The lawsuit, filed in U.S. District Court in Portland, claims the U.S. Fish and Wildlife Service violated the Endangered Species Act by missing 90-day and 12-month deadlines to respond to petitions to list the Siskiyou Mountains and Scott Bar salamanders as threatened or endangered species.
It seeks a court order for Fish and Wildlife to make a preliminary finding within 30 days.
Noah Greenwald, a biologist with the Center for Biological Diversity, said the Bush administration has not listed any species as threatened or endangered except when ordered by a federal judge.
He said the Siskiyou Mountains salamander was one of hundreds of rare species protected from habitat loss from logging under the Northwest Forest Plan until the Bush administration replaced the regulation with a less-restrictive test.

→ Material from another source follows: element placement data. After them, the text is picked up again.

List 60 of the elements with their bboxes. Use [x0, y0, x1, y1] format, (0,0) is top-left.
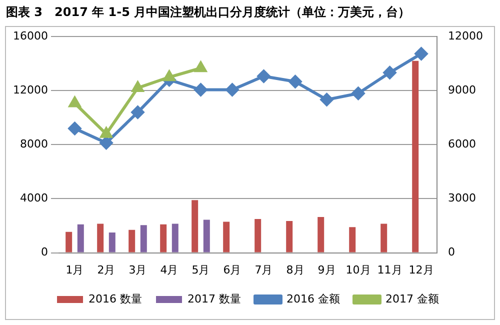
x-tick-label: 5月 [192, 263, 210, 276]
x-tick-label: 10月 [346, 263, 371, 276]
legend-label: 2016 数量 [88, 292, 142, 306]
bar [128, 230, 136, 252]
legend-label: 2016 金额 [286, 292, 340, 306]
chart-title: 图表 3 2017 年 1-5 月中国注塑机出口分月度统计（单位：万美元，台） [6, 4, 410, 21]
bar [286, 221, 293, 252]
bar [203, 220, 210, 252]
point [132, 81, 144, 92]
point [100, 136, 113, 150]
bar [108, 232, 116, 252]
legend-label: 2017 数量 [188, 292, 242, 306]
x-tick-label: 8月 [286, 263, 304, 276]
bar [318, 216, 324, 252]
bar [254, 219, 262, 252]
point [383, 66, 396, 80]
point [131, 106, 144, 119]
x-tick-label: 12月 [408, 263, 434, 276]
y-tick-label: 8000 [20, 138, 48, 151]
y2-tick-label: 12000 [448, 29, 484, 42]
point [68, 96, 81, 108]
y2-tick-label: 9000 [448, 84, 476, 97]
point [194, 83, 208, 96]
y2-tick-label: 3000 [448, 192, 476, 205]
x-tick-label: 7月 [254, 263, 273, 276]
y-tick-label: 0 [40, 246, 48, 259]
x-tick-label: 9月 [318, 263, 336, 276]
point [100, 127, 112, 138]
bar [192, 200, 198, 252]
point [226, 83, 239, 96]
point [194, 62, 207, 72]
bar [97, 224, 104, 252]
x-tick-label: 6月 [223, 263, 242, 276]
y2-tick-label: 0 [448, 246, 456, 259]
x-tick-label: 3月 [128, 263, 147, 276]
y2-tick-label: 6000 [448, 138, 476, 151]
point [163, 70, 176, 82]
x-tick-label: 11月 [377, 263, 402, 276]
point [414, 47, 428, 60]
y-tick-label: 16000 [12, 29, 48, 42]
bar [160, 224, 167, 252]
point [68, 122, 82, 135]
bar [223, 222, 230, 252]
bar [380, 224, 388, 252]
bar [412, 60, 419, 252]
point [257, 70, 270, 83]
bar [140, 225, 147, 252]
y-tick-label: 12000 [12, 84, 48, 97]
point [288, 75, 302, 88]
point [320, 93, 334, 106]
legend-label: 2017 金额 [385, 292, 439, 306]
x-tick-label: 4月 [160, 263, 178, 276]
point [352, 86, 365, 100]
bar [172, 224, 178, 252]
x-tick-label: 1月 [66, 263, 84, 276]
x-tick-label: 2月 [97, 263, 116, 276]
bar [66, 232, 72, 252]
y-tick-label: 4000 [20, 192, 48, 205]
bar [77, 224, 84, 252]
bar [349, 227, 356, 252]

A federal judge recently ruled the regulation was changed illegally, without regard to the effect on plants and animals.
"One of the reasons why [the salamander] needs Endangered Species Act protection is that the Bush administration is weakening other forest protections," Greenwald said.
U.S. Fish and Wildlife spokeswoman Joan Jewett said the agency told the petitioners in a July 19 letter that it did not have the resources to evaluate another species for threatened or endangered status. There are 286 species that are candidates for listing.
"We're stuck in that situation where we have a lot of court-ordered critical habitats and a backlog of listing petitions," Jewett said from Portland.
The Siskiyou Mountains salamander is found in the Applegate River drainage in Oregon and the Klamath River drainage in California. The Scott Bar salamander is found along the Klamath River near Scott Bar.